MV Agusta 832 Monza

 

 

 

Make Model

MV Agusta 832 Monza

Year

1977

Engine

Four stroke, transverse four cylinders, DOHC, 2 valve per cylinder

Capacity

837 cc / 51.0 cu-in
Bore x Stroke 89 x 56 mm
Cooling System Air cooled
Compression Ratio 9.5:1

Induction

4x 27mm Dell'Orto carbs
Starting Electric

Max Power

105 hp / 78.2 kW @ 9500 rpm
Clutch Multiple disc in oil bath.

Transmission 

5 Speed 
Final Drive Shaft
Frame Tubular steel, welded, double cradle

Front Suspension

35mm Ceriani telescopic forks

Rear Suspension

Dual Marzocchi shocks preload adjustable

Front Brakes

2x 280mm discs

Rear Brakes

Single 280mm disc

Front Tyre

3.50-18

Rear Tyre

4.00-18

Dry Weight

NA

Fuel Capacity 

15.9 Litres / 4.2 US gal

Consumption Average

33 mpg

Top Speed

144 mph
Reviews Motor Cycle News  /  Superbike Boxer Tricks  /  On two Wheels  /  MC Sport  /  Motorcycle News

The name of MV-Agusta is a legend in motor cycling, for the company from Gallarate in northern Italy won no fewer than 37 World Championships and over 100 National titles. The Agusta concern, in fact, made most of its money not from bikes, but by building Bell helicopters under licence; racing was something of a hobby for the company, and producing road bikes was even more so.  The 837cc Monza was last produced in late 1978 and shared the production lines with the 861 cc Arturo Magni special, which retailed for about 25 per cent more thanks to its extra performance parts.

 There was a vast amount of racing heritage in the last four-cylinder roadsters, and outwardly it was still hard to distinguish the engines from those which powered the machines of such riders as Giacomo Agostini and Phil Read to the chequered flag many times on the racing circuits of the world. The basis of the Monza was a four-cylinder, twin-overhead camshaft engine sitting transversely across the frame. The unit was sand cast and looked rather rough compared with the finish of Japanese machines, but was still attractive in its own way. Inside, the unit differed from the racing engines in that it featured just two valves per cylinder and not four, although it utilized the same efficient and expensive gear drive for the overhead camshafts. The factory did not disclose power figures, but the Monza unit probably produced just over 90 bhp. If even more performance was needed a special four-valve-per-cylinder head could be obtained from the company at a not inconsiderable cost to the purchaser.

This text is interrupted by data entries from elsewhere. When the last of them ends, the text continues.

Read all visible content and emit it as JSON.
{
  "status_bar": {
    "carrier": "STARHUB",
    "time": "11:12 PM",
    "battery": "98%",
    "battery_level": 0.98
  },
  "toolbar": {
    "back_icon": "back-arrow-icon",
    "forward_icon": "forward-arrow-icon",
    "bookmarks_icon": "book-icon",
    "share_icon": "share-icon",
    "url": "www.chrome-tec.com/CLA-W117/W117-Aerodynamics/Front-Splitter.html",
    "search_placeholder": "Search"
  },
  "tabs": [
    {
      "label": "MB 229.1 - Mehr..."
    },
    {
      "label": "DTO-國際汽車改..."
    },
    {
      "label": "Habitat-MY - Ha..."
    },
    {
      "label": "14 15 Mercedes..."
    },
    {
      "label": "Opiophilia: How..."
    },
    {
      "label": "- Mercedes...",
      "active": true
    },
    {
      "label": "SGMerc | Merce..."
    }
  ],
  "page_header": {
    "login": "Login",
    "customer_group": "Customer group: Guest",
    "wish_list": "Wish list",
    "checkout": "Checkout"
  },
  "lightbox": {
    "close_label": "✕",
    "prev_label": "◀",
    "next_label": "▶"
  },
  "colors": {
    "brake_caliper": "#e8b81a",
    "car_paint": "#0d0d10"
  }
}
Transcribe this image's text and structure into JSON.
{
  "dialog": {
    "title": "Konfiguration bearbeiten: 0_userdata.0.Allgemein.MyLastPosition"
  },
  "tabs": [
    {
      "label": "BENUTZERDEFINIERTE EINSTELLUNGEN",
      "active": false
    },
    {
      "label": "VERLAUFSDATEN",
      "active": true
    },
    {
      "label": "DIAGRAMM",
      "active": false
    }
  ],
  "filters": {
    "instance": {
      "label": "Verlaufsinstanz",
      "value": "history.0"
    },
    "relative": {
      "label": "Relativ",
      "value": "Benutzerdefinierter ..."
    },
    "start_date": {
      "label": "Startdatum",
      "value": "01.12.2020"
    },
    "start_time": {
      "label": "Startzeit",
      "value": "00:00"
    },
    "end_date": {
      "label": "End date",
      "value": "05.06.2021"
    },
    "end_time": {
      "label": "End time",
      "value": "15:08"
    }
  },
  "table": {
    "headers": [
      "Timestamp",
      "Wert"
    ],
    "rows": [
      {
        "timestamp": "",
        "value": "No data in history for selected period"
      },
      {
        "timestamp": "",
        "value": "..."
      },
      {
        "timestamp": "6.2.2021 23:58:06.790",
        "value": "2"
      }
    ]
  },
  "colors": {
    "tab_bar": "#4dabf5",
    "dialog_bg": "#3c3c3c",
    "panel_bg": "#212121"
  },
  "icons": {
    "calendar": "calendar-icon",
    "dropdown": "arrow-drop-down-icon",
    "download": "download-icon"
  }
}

 The whole engine unit sat canted forwards on top of a five-speed gearbox and the drive was turned through 90 degrees to a shaft drive to give just about the sweetest changing and most smoothly operating transmission of that type ever seen on a motorcycle. If the weight penalty of such a system could not be tolerated the factory was able to offer a chain-drive conversion. What made the bike stand out from the crowd was its sturdy duplex cradle frame which, even if it did not resemble the racers too closely in looks, certainly gave the roadsters racer-type handling. Braking, too, was well up to standard with no less than three cast-iron discs, two at the front and one at the rear, stopping the 560 lb bike easily in all weathers.  Surprisingly enough, the MV-Agusta Monza was quite a compact bike and actually felt quite small to ride; the low seating position no doubt emphasized this impression.

The growl through the four separate exhaust tailpipes recalled the racing heritage of the marque and was wholly in keeping with the exceptionally fine road manners the bike displayed at all times. High speeds were reached amazingly quickly if the engine was kept near the 10,000 rpm red line and little speed had to be knocked off for corners, the bike tending to stay absolutely rigid and letting the tyres do all the work. 

 Detail finish up until recently has never been a strong point with Italian machines, but the MV was quite well finished with adequate if not exceptional instruments and switchgear. At the time of writing, it seemed that the bike side of the Agusta corporation was no more and if that remains the case, the motor cycling world will be the poorer for it.